And that was the point: he's picking it up.
He has learned a lot in the past nearly-11 months, and except for a few signs, words, and instruction to make all of our lives easier, we haven't "taught" him anything. I don't sit him down and force him to look at a book, repeating "cat cat cat" and pointing to a picture until I think he "gets" it. I don't force him to look at books at all. In fact, I spend a lot of time pulling books out of his mouth, but that's not the point. The point is that the books he looks at he chooses to look at, and he turns the pages himself (board books; the other ones he tears the pages out himself, so it's a no-go), and he points at pictures himself. Then I'll give him the name, and we'll sometimes go back and forth making the animal sound.
Speaking of which, do giraffes make any vocalizations?
I was thinking about how much and how quickly babies learn, and extending that to unschooling. I think as kids get older, we feel like there's a need for us to enforce something called "academic rigor," which boils down to forcing them to do things so competitively it feels like work and they might start hating it (unless you have a kid who really likes that kind of thing or the subject matter enough that there's no screwing it up for them).
Why?
My child is learning at lightning speed. It's not always fun. There are things he's learned that he has not enjoyed, like that banging his head against things might be funny, but if you don't do it just right, it can also be extremely painful. That's not a lesson I would force on him, and not just because that'd be tantamount to abuse. It's because it's best learned for yourself. I firmly believe that most things are.
Today, we had Mal's (early) one year pictures taken and the photographer asked me about holding Mal's hand to walk with him for one shot. I tried, but he wouldn't go for it, and I realized: We've never done that. We have never held one or both of his hands to try to get him to or help him to walk. He walks some, but it's his choice... and, well, frankly, he walks sideways, like a crab on two legs. But whatever. He'll figure it out.
We haven't tried to "teach" him this skill. We didn't try to "teach" him to crawl, or encourage him to crawl by putting things he wanted out of his reach. He just crawled when he was ready.
This attitudinal realignment is so far off from what I believed when Daphne was a baby. I feared that if I wasn't singing the alphabet or doing hand shapes or going over colors all of the time, intellectually stimulating her at every opportunity when she was so young, that I'd lose time and miss out on some window. Well, and obviously she turned out brilliant and artistic and amazing. But I don't think it has anything to do with my trying desperately to help her figure out where her nose was when she was wide awake after a 4 AM feeding at six weeks old.

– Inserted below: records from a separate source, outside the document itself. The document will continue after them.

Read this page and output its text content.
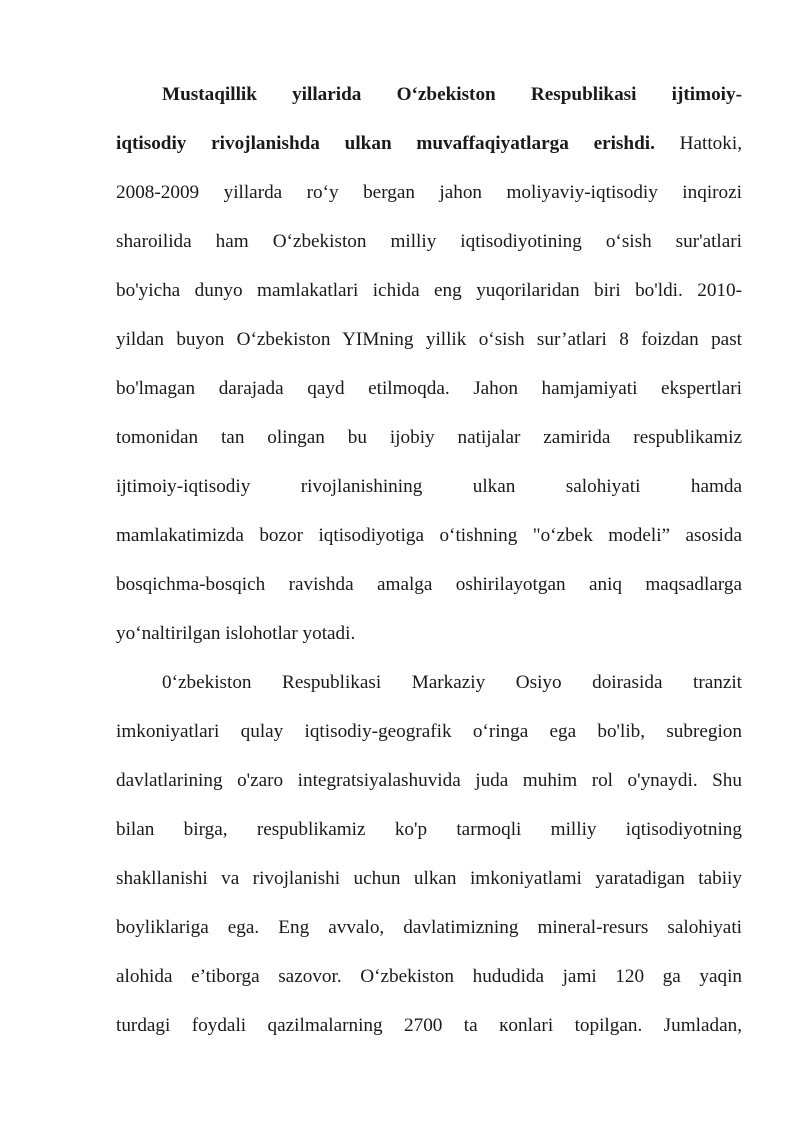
Mustaqillik yillarida O‘zbekiston Respublikasi ijtimoiy-
iqtisodiy rivojlanishda ulkan muvaffaqiyatlarga erishdi. Hattoki,
2008-2009 yillarda ro‘y bergan jahon moliyaviy-iqtisodiy inqirozi
sharoilida ham O‘zbekiston milliy iqtisodiyotining o‘sish sur'atlari
bo'yicha dunyo mamlakatlari ichida eng yuqorilaridan biri bo'ldi. 2010-
yildan buyon O‘zbekiston YIMning yillik o‘sish sur’atlari 8 foizdan past
bo'lmagan darajada qayd etilmoqda. Jahon hamjamiyati ekspertlari
tomonidan tan olingan bu ijobiy natijalar zamirida respublikamiz
ijtimoiy-iqtisodiy rivojlanishining ulkan salohiyati hamda
mamlakatimizda bozor iqtisodiyotiga o‘tishning "o‘zbek modeli” asosida
bosqichma-bosqich ravishda amalga oshirilayotgan aniq maqsadlarga
yo‘naltirilgan islohotlar yotadi.
0‘zbekiston Respublikasi Markaziy Osiyo doirasida tranzit
imkoniyatlari qulay iqtisodiy-geografik o‘ringa ega bo'lib, subregion
davlatlarining o'zaro integratsiyalashuvida juda muhim rol o'ynaydi. Shu
bilan birga, respublikamiz ko'p tarmoqli milliy iqtisodiyotning
shakllanishi va rivojlanishi uchun ulkan imkoniyatlami yaratadigan tabiiy
boyliklariga ega. Eng avvalo, davlatimizning mineral-resurs salohiyati
alohida e’tiborga sazovor. O‘zbekiston hududida jami 120 ga yaqin
turdagi foydali qazilmalarning 2700 ta кonlari topilgan. Jumladan,
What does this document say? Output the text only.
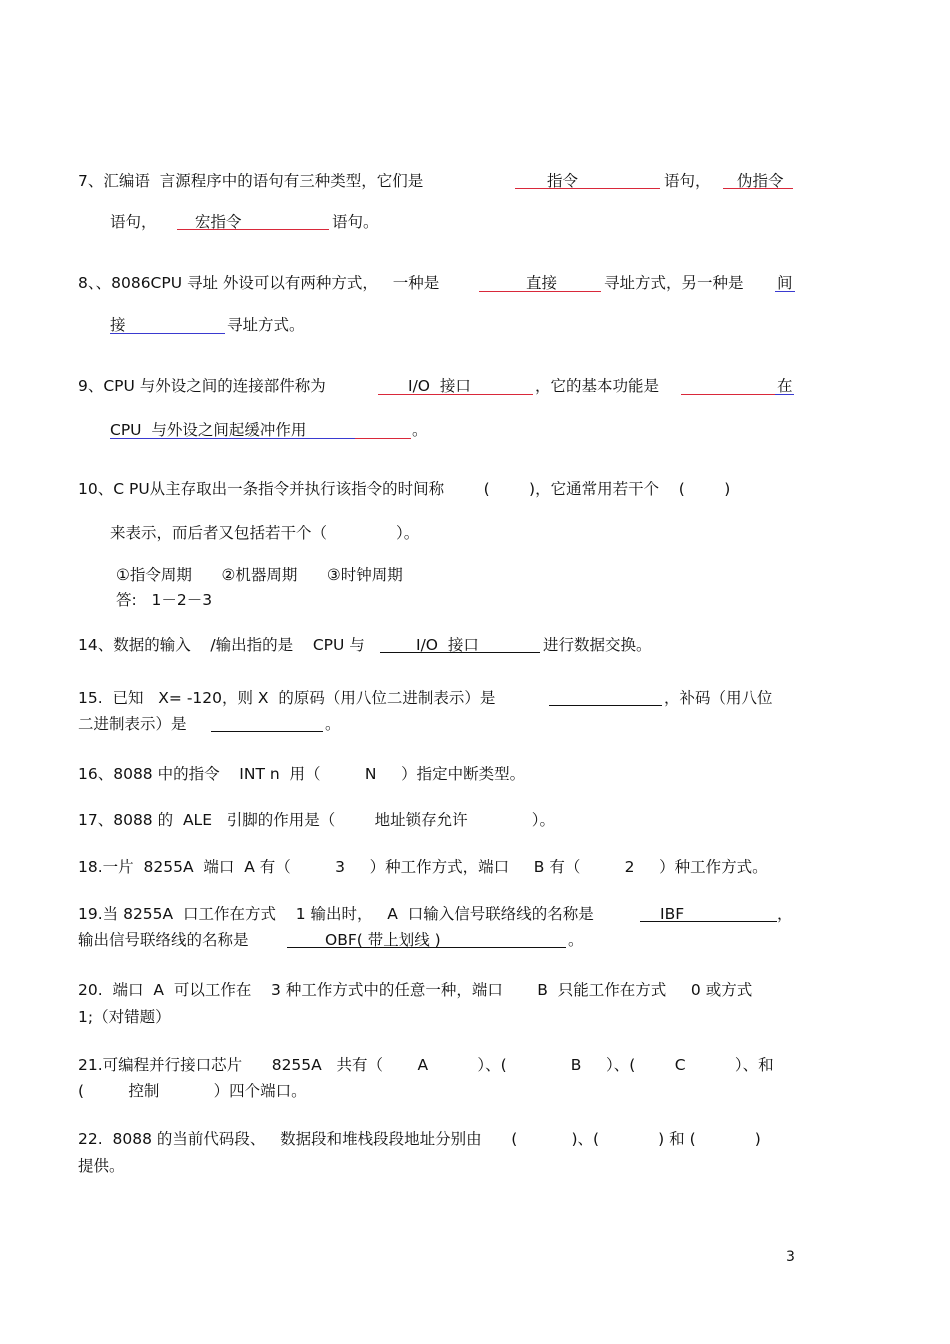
7、汇编语  言源程序中的语句有三种类型，它们是	指令	语句， 伪指令
语句， 宏指令	语句。
8、、8086CPU 寻址 外设可以有两种方式，   一种是	直接	寻址方式，另一种是 间
接	寻址方式。
9、CPU 与外设之间的连接部件称为	I/O  接口	，它的基本功能是	在
CPU  与外设之间起缓冲作用	。
10、C PU从主存取出一条指令并执行该指令的时间称        (        )，它通常用若干个    (        )
来表示，而后者又包括若干个（              ）。
①指令周期      ②机器周期      ③时钟周期
答:   1－2－3
14、数据的输入    /输出指的是    CPU 与	I/O  接口	进行数据交换。
15.  已知   X= -120，则 X  的原码（用八位二进制表示）是	，补码（用八位
二进制表示）是	。
16、8088 中的指令    INT n  用（         N     ）指定中断类型。
17、8088 的  ALE   引脚的作用是（        地址锁存允许             ）。
18.一片  8255A  端口  A 有（         3     ）种工作方式，端口     B 有（         2     ）种工作方式。
19.当 8255A  口工作在方式    1 输出时，   A  口输入信号联络线的名称是	IBF	，
输出信号联络线的名称是	OBF( 带上划线 )	。
20.  端口  A  可以工作在    3 种工作方式中的任意一种，端口       B  只能工作在方式     0 或方式
1;（对错题）
21.可编程并行接口芯片      8255A   共有（       A          ）、(             B     ）、(        C          ）、和
(         控制           ）四个端口。
22.  8088 的当前代码段、   数据段和堆栈段段地址分别由      (           )、(            ) 和 (            )
提供。
3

Anyway, I've been thinking about unschooling a lot lately. Daphne's gearing up for a project she's launching as part of her "early preparation for adulthood." (Please don't ask her about it! She hates that. I only get updates as she's ready to tell me. Seriously, ask her about it and she might drop it altogether.) She's testing some waters to see if she can make a living doing something she loves... while she lives at home and doesn't have to pay rent. It's a good time to start, right?
We plan to send Mal to the Waldorf School when he's older, and it's one reason we moved here. They play a lot. It's part of the core "curriculum." But I guess we'll see once we test those waters how flexible they are in letting him choose what he's doing. Of course, by then, it might be *so* expensive to live in Austin, we will have moved somewhere that the excellent Waldorf education is not a possibility, in which case it will be a no-brainer: we'll continue on with the same.
So far, so good.
I love watching my kids learn their stuff.